She has since become able to read the bottom line at ten feet, and one day she read it at eleven feet, without knowing it and without having done any practicing at home. On sunshiny days she can read the "W. H. Bates, M.D." on Dr. Bates' card, and for over a month she has done all her sewing without glasses. There is no doubt that she is going to fool them at the other dispensary.
Along with the improvement in her eyes has gone a considerable improvement in her hearing. Noises in her ears which she describes as a "ringing and a singing" are promptly relieved by palming, and she says that the relief, which at first was only temporary, is now becoming more constant. She also says that she hears conversation better than she used to.

STORIES FROM THE CLINIC

4. Three of a Kind.

By EMILY C. LIERMAN.

George, Gladys and Charlie are three children who came to the eye clinic of the Harlem Hospital at about the same time. They were all of the same age, nine years; they were all suffering from about the same degree of defective sight; they all had headaches; and they got into a very interesting three-cornered contest in which each one tried to beat the others at getting cured. George and Gladys are colored, and Charlie is a white boy of a most pronounced blonde type, with fair curls and blue eyes.
George was the first of the trio to visit us. He had been sent from his school to get glasses because of his headaches, and it was easy to see from his half-shut eyes and the expression of his face that he was in continual misery.

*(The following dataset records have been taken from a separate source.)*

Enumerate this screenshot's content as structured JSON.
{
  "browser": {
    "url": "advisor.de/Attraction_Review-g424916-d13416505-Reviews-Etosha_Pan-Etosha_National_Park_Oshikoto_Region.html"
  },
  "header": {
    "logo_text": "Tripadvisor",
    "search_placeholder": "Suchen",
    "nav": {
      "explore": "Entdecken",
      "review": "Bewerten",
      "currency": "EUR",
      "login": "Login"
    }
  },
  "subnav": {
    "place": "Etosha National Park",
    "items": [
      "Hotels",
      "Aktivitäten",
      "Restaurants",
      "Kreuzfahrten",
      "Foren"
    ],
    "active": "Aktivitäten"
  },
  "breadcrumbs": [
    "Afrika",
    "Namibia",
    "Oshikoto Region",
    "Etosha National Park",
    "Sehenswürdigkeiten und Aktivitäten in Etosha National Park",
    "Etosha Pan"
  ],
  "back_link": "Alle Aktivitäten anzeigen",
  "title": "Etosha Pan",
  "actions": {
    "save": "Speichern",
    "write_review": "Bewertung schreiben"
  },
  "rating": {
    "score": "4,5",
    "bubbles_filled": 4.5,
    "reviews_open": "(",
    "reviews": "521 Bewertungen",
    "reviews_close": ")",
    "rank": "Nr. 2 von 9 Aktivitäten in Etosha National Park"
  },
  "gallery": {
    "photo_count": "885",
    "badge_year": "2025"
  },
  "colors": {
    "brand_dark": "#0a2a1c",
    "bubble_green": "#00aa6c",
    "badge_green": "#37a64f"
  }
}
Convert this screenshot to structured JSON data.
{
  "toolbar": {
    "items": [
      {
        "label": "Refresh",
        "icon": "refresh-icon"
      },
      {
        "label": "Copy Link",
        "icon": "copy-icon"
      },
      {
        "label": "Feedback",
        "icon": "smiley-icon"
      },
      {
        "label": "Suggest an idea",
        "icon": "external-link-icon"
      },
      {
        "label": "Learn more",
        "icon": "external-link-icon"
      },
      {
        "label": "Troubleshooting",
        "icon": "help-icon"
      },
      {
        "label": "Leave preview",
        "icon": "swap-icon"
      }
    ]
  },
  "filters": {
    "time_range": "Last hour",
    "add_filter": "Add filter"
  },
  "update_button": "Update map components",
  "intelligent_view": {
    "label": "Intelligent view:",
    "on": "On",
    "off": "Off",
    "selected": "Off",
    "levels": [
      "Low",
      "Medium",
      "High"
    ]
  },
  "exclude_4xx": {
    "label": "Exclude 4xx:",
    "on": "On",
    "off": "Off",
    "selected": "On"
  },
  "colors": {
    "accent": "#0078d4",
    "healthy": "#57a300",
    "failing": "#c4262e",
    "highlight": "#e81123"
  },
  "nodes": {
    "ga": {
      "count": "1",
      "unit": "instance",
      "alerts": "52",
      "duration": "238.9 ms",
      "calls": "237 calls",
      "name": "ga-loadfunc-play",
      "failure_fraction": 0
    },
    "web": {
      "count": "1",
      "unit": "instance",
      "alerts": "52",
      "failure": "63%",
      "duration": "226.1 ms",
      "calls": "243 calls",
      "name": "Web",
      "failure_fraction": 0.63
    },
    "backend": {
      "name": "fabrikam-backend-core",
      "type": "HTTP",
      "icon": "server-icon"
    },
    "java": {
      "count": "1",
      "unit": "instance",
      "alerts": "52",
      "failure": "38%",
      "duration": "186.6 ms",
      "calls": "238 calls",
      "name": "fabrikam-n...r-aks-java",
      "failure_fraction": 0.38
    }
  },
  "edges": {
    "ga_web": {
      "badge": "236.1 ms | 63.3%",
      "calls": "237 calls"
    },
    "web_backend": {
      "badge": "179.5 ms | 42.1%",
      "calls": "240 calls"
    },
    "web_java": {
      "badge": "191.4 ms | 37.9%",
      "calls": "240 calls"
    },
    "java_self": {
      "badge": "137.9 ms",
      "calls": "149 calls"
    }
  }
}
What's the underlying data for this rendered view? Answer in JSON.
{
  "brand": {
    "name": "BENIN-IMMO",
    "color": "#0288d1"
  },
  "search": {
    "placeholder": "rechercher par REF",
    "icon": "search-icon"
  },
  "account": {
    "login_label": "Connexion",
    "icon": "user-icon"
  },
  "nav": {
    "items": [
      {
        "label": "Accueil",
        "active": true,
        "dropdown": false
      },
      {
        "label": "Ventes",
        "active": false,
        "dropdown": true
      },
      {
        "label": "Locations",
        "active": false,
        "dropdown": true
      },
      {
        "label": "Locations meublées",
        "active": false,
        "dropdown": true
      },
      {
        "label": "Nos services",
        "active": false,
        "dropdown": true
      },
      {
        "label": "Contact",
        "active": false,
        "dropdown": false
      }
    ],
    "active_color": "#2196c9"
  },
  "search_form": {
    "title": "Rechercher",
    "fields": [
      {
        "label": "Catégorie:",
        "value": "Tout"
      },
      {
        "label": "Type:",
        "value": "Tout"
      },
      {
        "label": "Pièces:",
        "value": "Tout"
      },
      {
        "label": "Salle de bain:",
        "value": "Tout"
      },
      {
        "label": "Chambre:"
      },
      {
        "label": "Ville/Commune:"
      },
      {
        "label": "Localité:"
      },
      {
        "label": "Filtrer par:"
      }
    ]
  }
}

My first impulse was to try to make him smile, but my efforts in that direction did not meet with much success.
"Won't you let me help you?" I asked.
"Maybe you can and maybe you can't," was his discouraging reply.
"But you are going to let me try, aren't you?" I persisted, stroking his woolly head.
He refused to unbend, but did consent to let me test his vision, which I found to be 20/70, and to show him how to palm and rest his eyes. He also continued to come to the clinic, but for three weeks I never saw him smile, and he complained constantly of the pain in his head.
Then came Gladys, accompanied by her mother who gave me a history of her case very similar to that of George. Her vision was 20/100, and in a very short time I improved it to 20/40. At her next visit it became temporarily normal, and this fact made a great impression upon George. I saw him roll his black eyes and watch Gladys while I was treating her, and later, when he thought I was not looking, I saw him walk over to her, and heard him say:
"You ain't going to get ahead of me. I came before you. I wanna get cured first. See?"
I separated the two children very quickly, for I foresaw trouble; but all the time I was very grateful to Gladys for having, however unintentionally, stirred George up.
Next week Charlie came. He looked very sad, and his mother, who came with him, was sad also. His headaches were worse than those of the other children had been, and were actually preventing him from going on with his studies. Promotion time was near, and both mother and child were very anxious for fear the latter would be left behind. They hoped that by the aid of glasses this tragedy would be averted. Of course I explained to the mother that we never gave glasses at this clinic, but cured people so they did not need them. Then I tested Charlie's sight, and found it to be 20/100. Next I told him to close his eyes and remember a letter perfectly black, just as he saw it on the test card. He shook his head in dismay, and said:
"I can't remember anything, the pain is so bad."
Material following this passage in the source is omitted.